Important:The product name for this user guide has changed from Foundation and Cloudscape to Business Service Discovery and Migration Planning. Previous UI pages known as Foundation have changed to Business Service Discovery. Previous UI pages known as CloudScape have changed to Migration Planning.

First, it is important to understand what your starting or initial reference point will be. For most organizations, this will be the set of Application Stacks that are automatically generated by the platform using the Build App Stack function (found in Add Intelligence >> All Applications).

Some organizations may prefer to use internally documented Application-to-Server mappings as the baseline to begin this process (e.g. CMDB). In this case the Application Stacks must be manually created and workloads are assigned to them as documented.

The Business Service Discovery and Migration Planning platform has several UI features that enable bulk manipulation of server workloads and their assignment to specific application stacks. This includes the ability to filter server lists based on naming convention, shift select, and right click to assign to an existing or new Application Stack.

No matter which methodology you use as your initial reference point, you will likely use a combination of connectivity data, internal documentation (CMDB), and “tribal knowledge” during the Application Review and Refinement process.

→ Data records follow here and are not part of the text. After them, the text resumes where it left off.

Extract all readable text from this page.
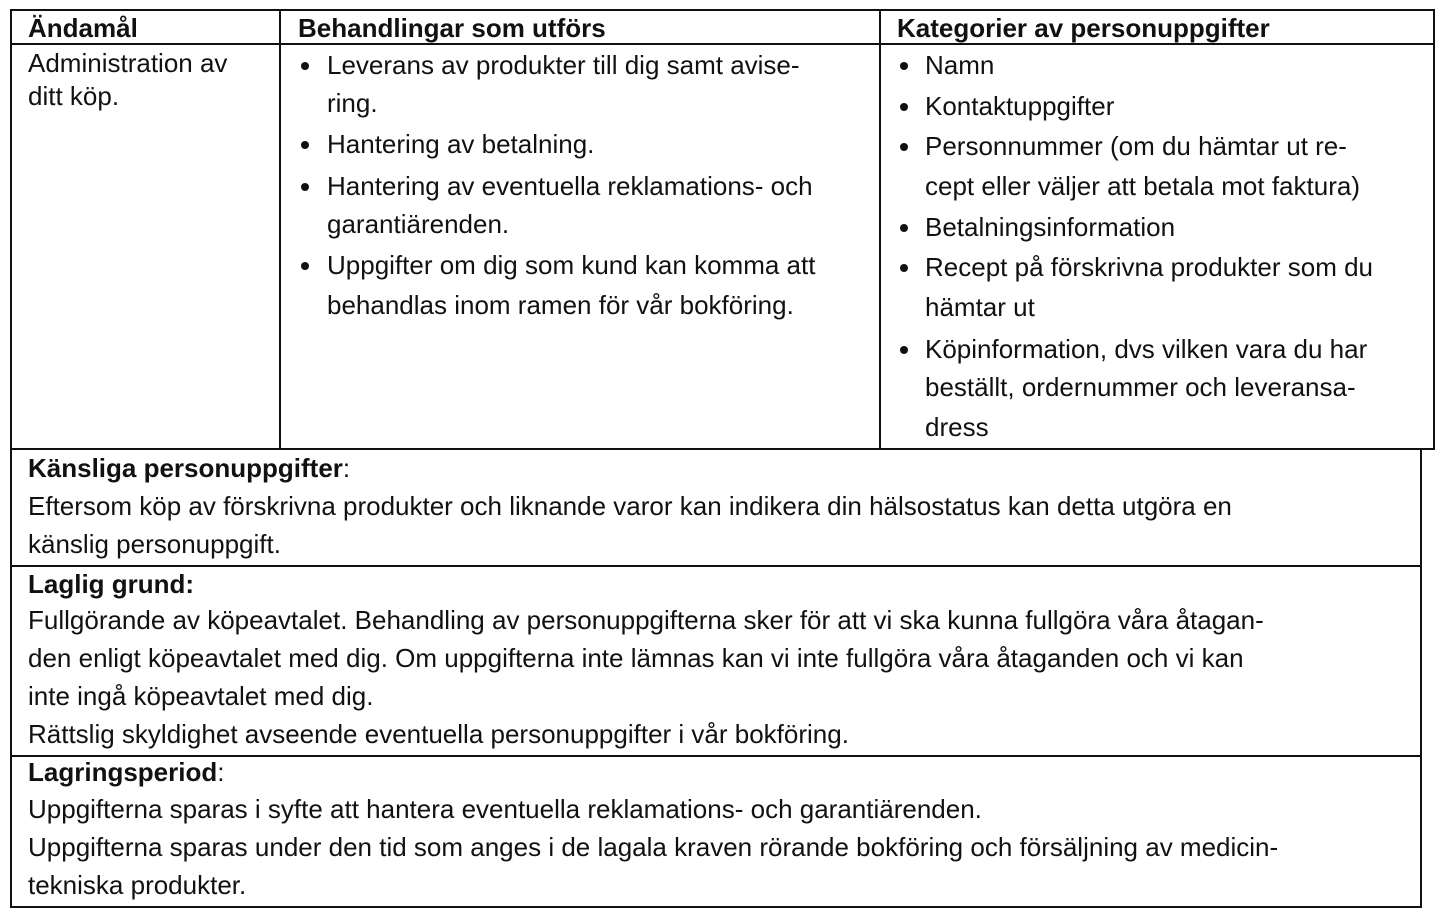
Ändamål	Behandlingar som utförs	Kategorier av personuppgifter
Administration av
ditt köp.
Leverans av produkter till dig samt avise-
ring.
Hantering av betalning.
Hantering av eventuella reklamations- och
garantiärenden.
Uppgifter om dig som kund kan komma att
behandlas inom ramen för vår bokföring.
Namn
Kontaktuppgifter
Personnummer (om du hämtar ut re-
cept eller väljer att betala mot faktura)
Betalningsinformation
Recept på förskrivna produkter som du
hämtar ut
Köpinformation, dvs vilken vara du har
beställt, ordernummer och leveransa-
dress
Känsliga personuppgifter:
Eftersom köp av förskrivna produkter och liknande varor kan indikera din hälsostatus kan detta utgöra en
känslig personuppgift.
Laglig grund:
Fullgörande av köpeavtalet. Behandling av personuppgifterna sker för att vi ska kunna fullgöra våra åtagan-
den enligt köpeavtalet med dig. Om uppgifterna inte lämnas kan vi inte fullgöra våra åtaganden och vi kan
inte ingå köpeavtalet med dig.
Rättslig skyldighet avseende eventuella personuppgifter i vår bokföring.
Lagringsperiod:
Uppgifterna sparas i syfte att hantera eventuella reklamations- och garantiärenden.
Uppgifterna sparas under den tid som anges i de lagala kraven rörande bokföring och försäljning av medicin-
tekniska produkter.
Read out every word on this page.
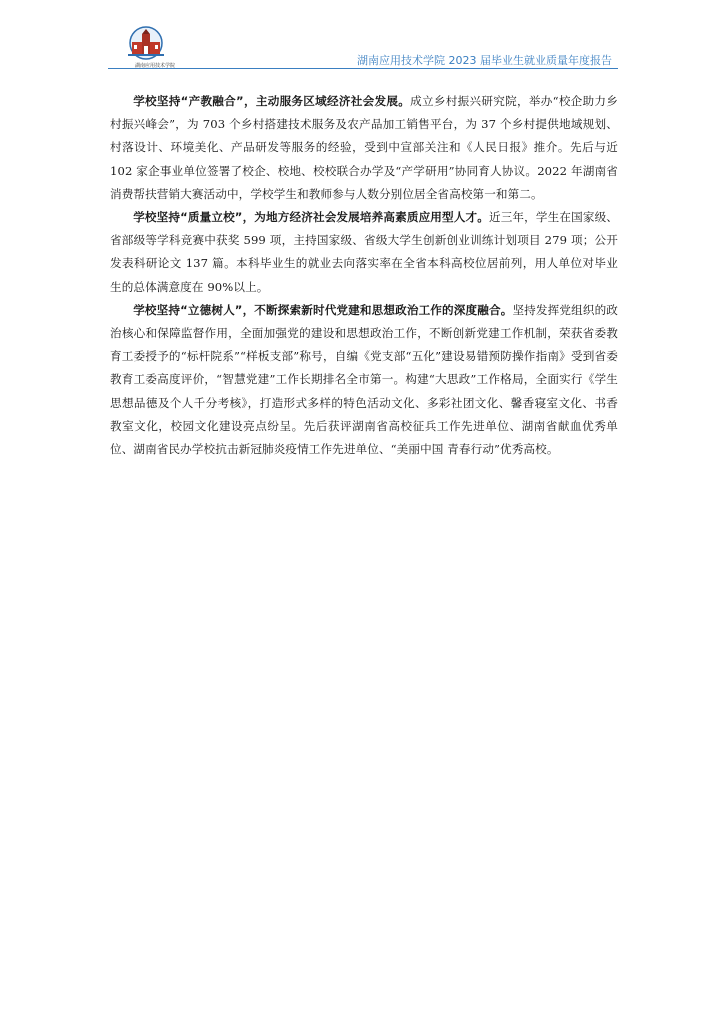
湖南应用技术学院	湖南应用技术学院 2023 届毕业生就业质量年度报告

学校坚持“产教融合”，主动服务区域经济社会发展。成立乡村振兴研究院，举办“校企助力乡村振兴峰会”，为 703 个乡村搭建技术服务及农产品加工销售平台，为 37 个乡村提供地域规划、村落设计、环境美化、产品研发等服务的经验，受到中宣部关注和《人民日报》推介。先后与近 102 家企事业单位签署了校企、校地、校校联合办学及“产学研用”协同育人协议。2022 年湖南省消费帮扶营销大赛活动中，学校学生和教师参与人数分别位居全省高校第一和第二。

学校坚持“质量立校”，为地方经济社会发展培养高素质应用型人才。近三年，学生在国家级、省部级等学科竞赛中获奖 599 项，主持国家级、省级大学生创新创业训练计划项目 279 项；公开发表科研论文 137 篇。本科毕业生的就业去向落实率在全省本科高校位居前列，用人单位对毕业生的总体满意度在 90%以上。

学校坚持“立德树人”，不断探索新时代党建和思想政治工作的深度融合。坚持发挥党组织的政治核心和保障监督作用，全面加强党的建设和思想政治工作，不断创新党建工作机制，荣获省委教育工委授予的“标杆院系”“样板支部”称号，自编《党支部“五化”建设易错预防操作指南》受到省委教育工委高度评价，“智慧党建”工作长期排名全市第一。构建“大思政”工作格局，全面实行《学生思想品德及个人千分考核》，打造形式多样的特色活动文化、多彩社团文化、馨香寝室文化、书香教室文化，校园文化建设亮点纷呈。先后获评湖南省高校征兵工作先进单位、湖南省献血优秀单位、湖南省民办学校抗击新冠肺炎疫情工作先进单位、“美丽中国 青春行动”优秀高校。
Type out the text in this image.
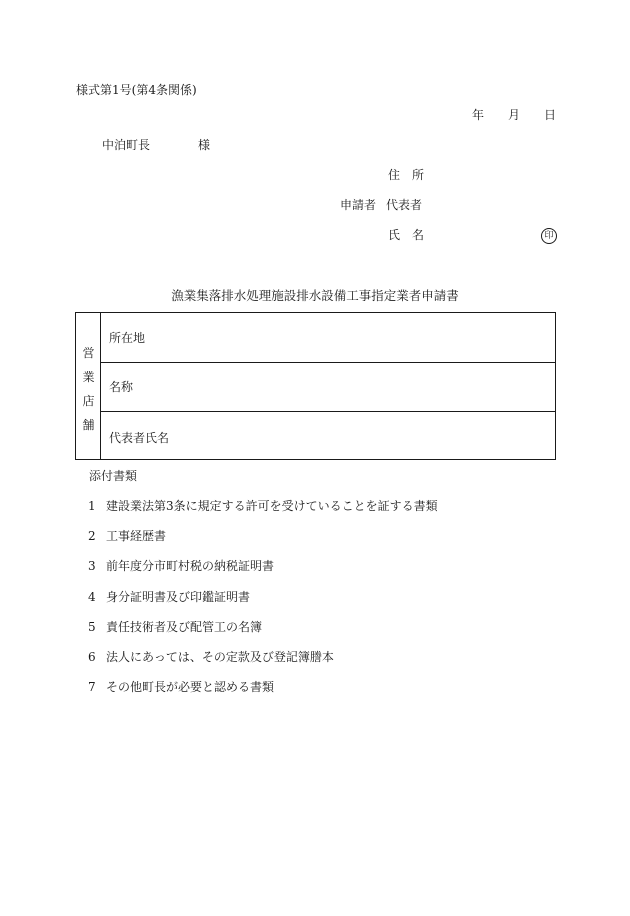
様式第1号(第4条関係)
年 月 日
中泊町長	様
住　所
申請者 代表者
氏　名	印
漁業集落排水処理施設排水設備工事指定業者申請書
営
業
店
舗
所在地
名称
代表者氏名
添付書類
1 建設業法第3条に規定する許可を受けていることを証する書類
2 工事経歴書
3 前年度分市町村税の納税証明書
4 身分証明書及び印鑑証明書
5 責任技術者及び配管工の名簿
6 法人にあっては、その定款及び登記簿謄本
7 その他町長が必要と認める書類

Tip:Use the Graph in Add Intelligence >> All Applications to switch the view from Application Stacks to servers. You can sort and filter on any column in order to facilitate bulk movement of workloads to Application Stacks. Since Application Stack is one of the available columns this can also help to locate systems in the platform.

There are two techniques that can be used to review and refine automatically generated Application Stacks: 95th Resolution and Visualization with Movement. We recommend having the application owners participate in either approach as they can more rapidly iterate over known hosts based on their knowledge of the environment.

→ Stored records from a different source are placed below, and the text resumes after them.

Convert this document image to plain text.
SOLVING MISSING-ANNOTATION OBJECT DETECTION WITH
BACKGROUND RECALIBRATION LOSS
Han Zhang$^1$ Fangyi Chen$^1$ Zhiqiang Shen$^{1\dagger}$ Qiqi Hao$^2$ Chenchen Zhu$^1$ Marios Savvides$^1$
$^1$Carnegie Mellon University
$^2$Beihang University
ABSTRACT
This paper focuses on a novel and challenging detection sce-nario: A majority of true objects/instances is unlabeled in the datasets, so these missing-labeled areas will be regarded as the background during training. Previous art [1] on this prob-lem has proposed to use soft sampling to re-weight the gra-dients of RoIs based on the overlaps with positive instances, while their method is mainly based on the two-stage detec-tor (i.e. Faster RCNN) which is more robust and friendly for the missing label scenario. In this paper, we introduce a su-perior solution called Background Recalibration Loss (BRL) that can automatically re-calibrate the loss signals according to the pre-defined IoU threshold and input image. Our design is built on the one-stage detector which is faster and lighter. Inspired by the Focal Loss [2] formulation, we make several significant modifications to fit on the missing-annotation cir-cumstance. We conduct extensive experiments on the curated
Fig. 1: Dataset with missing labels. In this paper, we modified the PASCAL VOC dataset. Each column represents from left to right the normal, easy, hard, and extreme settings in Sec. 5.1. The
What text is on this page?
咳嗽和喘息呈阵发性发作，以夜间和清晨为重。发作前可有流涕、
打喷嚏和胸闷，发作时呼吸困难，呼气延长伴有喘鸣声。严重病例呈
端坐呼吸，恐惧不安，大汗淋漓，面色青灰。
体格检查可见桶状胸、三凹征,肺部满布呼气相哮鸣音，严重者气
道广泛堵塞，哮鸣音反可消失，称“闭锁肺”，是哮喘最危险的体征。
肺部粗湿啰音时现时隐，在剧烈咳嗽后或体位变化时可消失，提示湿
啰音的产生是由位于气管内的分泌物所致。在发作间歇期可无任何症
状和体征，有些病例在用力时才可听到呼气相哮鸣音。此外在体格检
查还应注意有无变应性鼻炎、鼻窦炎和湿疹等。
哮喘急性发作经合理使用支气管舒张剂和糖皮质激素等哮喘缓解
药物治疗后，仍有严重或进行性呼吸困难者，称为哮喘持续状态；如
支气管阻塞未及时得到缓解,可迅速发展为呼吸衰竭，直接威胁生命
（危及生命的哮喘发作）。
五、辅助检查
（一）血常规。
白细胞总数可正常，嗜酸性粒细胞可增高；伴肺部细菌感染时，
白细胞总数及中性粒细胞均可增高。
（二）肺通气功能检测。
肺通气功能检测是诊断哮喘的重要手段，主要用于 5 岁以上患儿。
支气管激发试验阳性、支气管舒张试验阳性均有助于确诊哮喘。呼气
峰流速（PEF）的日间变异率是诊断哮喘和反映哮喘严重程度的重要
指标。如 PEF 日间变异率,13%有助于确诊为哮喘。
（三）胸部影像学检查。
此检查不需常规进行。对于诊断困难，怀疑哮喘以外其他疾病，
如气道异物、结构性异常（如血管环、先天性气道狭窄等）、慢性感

Tip:The easy way to determine which approach would work best for you is to first Build App Stacks without the 95th group. This will, generally, generate several application stack groups (AutoApp-xxx). Review these groups by selecting them and viewing the number of hosts in a group. If a group appears to have over 50 hosts, then visualize the group. This will visualize connectivity for that group, if the visualization is unworkable from either a portal performance perspective or visually because there are too many connections then you should proceed with the 95th Resolution approach, otherwise the initial auto-grouping was sufficient and you can continue with the Visualization with Movement approach.

Tip:There is a filter by number of connections slider within the left slide out on the visualization that can be used to determine highly connected servers easily within large visualizations

Tip:Before you begin creating your own application stacks it is important to come up with a good prefix and suffix structure to “tag” application. This will be very useful when looking at subsequent reports and visualizations. (e.g. ITM-XXXX-PRD would be an IT management app in my production environment vs. BUS-XXXX-DEV would be a business application in my development environment.